Our findings that ovarian cancer cells with silenced p57Kip2 are more sensitive to the effects of the CDKI seliciclib are in keeping with the findings of Ma and Cress (2007). MDA-MB-231 cells deficient in p57Kip2 (using shRNA) were significantly more sensitive to the effects of the CDK2 inhibitor BMS-387032 in a similar manner to that seen for PEO1CarbR cells treated with seliciclib. In the same study it was shown that exogenous expression of p57Kip2 cells led to a decreased fraction of cells in the S-phase and repression of E2F1 transcription following treatment with BMS-387032. This is in line with our findings that p57Kip2 deficient PEO1CarbR cells are sensitised to the effects of seliciclib as shown by an enhanced apoptotic response and cytotoxicity.

The CDKIs have been implicated in the pathogenesis of ovarian cancer – with the expression of p27Kip1, but not p21Waf1 being associated with response to chemotherapy. Masciullo et al (1999) showed that p27Kip1 positivity was a strong predictor of survival, and was strongly associated with response to chemotherapy in those patients who were optimally debulked at the time of their first surgery. However, the expression of p21Waf1 was not associated with response to platinum agents or other chemotherapy in a group of 120 patients with EOC (Levesque et al, 2000). The present study shows in vitro evidence that measurement of p57Kip2 may be a useful prognostic indicator in EOC.

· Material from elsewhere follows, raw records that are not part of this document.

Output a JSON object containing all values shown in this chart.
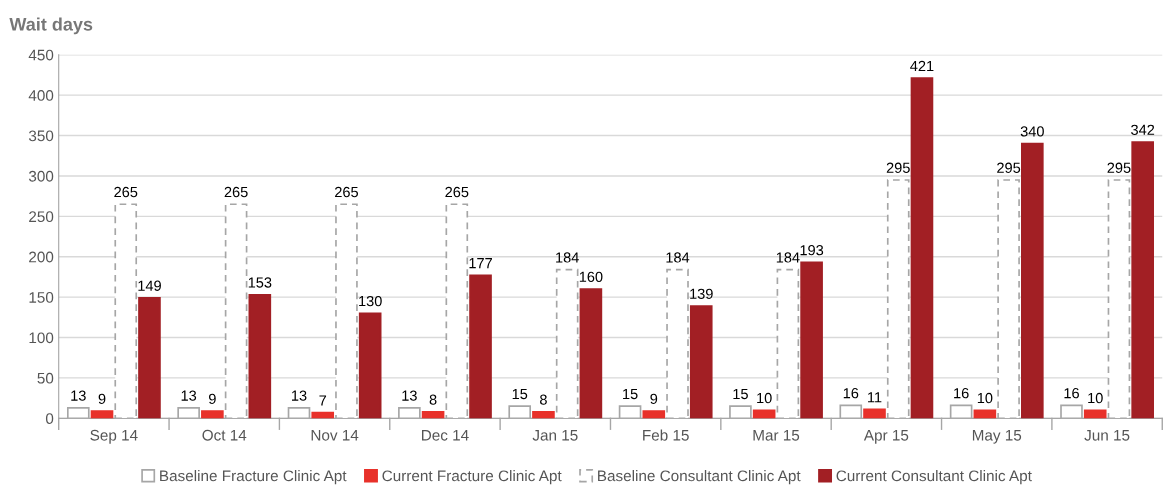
{
  "chart_data": {
    "type": "bar",
    "title": "Wait days",
    "categories": [
      "Sep 14",
      "Oct 14",
      "Nov 14",
      "Dec 14",
      "Jan 15",
      "Feb 15",
      "Mar 15",
      "Apr 15",
      "May 15",
      "Jun 15"
    ],
    "series": [
      {
        "name": "Baseline Fracture Clinic Apt",
        "color": "#ffffff",
        "values": [
          13,
          13,
          13,
          13,
          15,
          15,
          15,
          16,
          16,
          16
        ]
      },
      {
        "name": "Current Fracture Clinic Apt",
        "color": "#e8312a",
        "values": [
          9,
          9,
          7,
          8,
          8,
          9,
          10,
          11,
          10,
          10
        ]
      },
      {
        "name": "Baseline Consultant Clinic Apt",
        "color": "#ffffff",
        "line_style": "dashed",
        "values": [
          265,
          265,
          265,
          265,
          184,
          184,
          184,
          295,
          295,
          295
        ]
      },
      {
        "name": "Current Consultant Clinic Apt",
        "color": "#a21f24",
        "values": [
          149,
          153,
          130,
          177,
          160,
          139,
          193,
          421,
          340,
          342
        ]
      }
    ],
    "ylim": [
      0,
      450
    ],
    "yticks": [
      0,
      50,
      100,
      150,
      200,
      250,
      300,
      350,
      400,
      450
    ],
    "grid": "y",
    "legend": "bottom",
    "data_labels": true
  }
}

As well as genes such as methylation of p57Kip2, it is likely that many other events will contribute to the process of drug resistance in a given case of EOC. This is in line with studies published by other groups that have used clinical biopsies of EOC to monitor changes in CpG islands as a marker of disease progression (Wei et al, 2002). Serum or plasma from cancer patients often contains identical DNA changes to those present in the tumour and can thus provide a means for monitoring epigenetic changes within an individual tumour in a surrogate sample. We have recently completed a study involving matched blood and tissue from patients with EOC who were clearly defined into two cohorts of either relapsing or non-relapsing. We have gone on to measure the serum and plasma DNA for another gene – associated with the polo-like kinases and G2-checkpoint control – in those patients and have seen a statistically significant association between methylation status and relapse (Syed et al, 2011). As a continuation of the study presented herein our future studies involving p57Kip2 will involve measurement of methylated p57KIP2 DNA in tumour tissue and matched serum from a large cohort (>200) of ovarian cancer patients. We therefore plan to explore the utility of methylated p57KIP2 DNA as a prognostic indicator in ovarian cancer. Moreover, our data suggest that p57Kip2 could be used as a marker of sensitivity to the cell-cycle inhibitor seliciclib.

In conclusion, we present data that contribute to our understanding of drug resistant EOC and support the notion that this process can be explained on the basis of epigenetic modification, involving the CDKI p57Kip2. Moreover, our approach will help in the identification and evaluation of new prognostic markers for the management of EOC.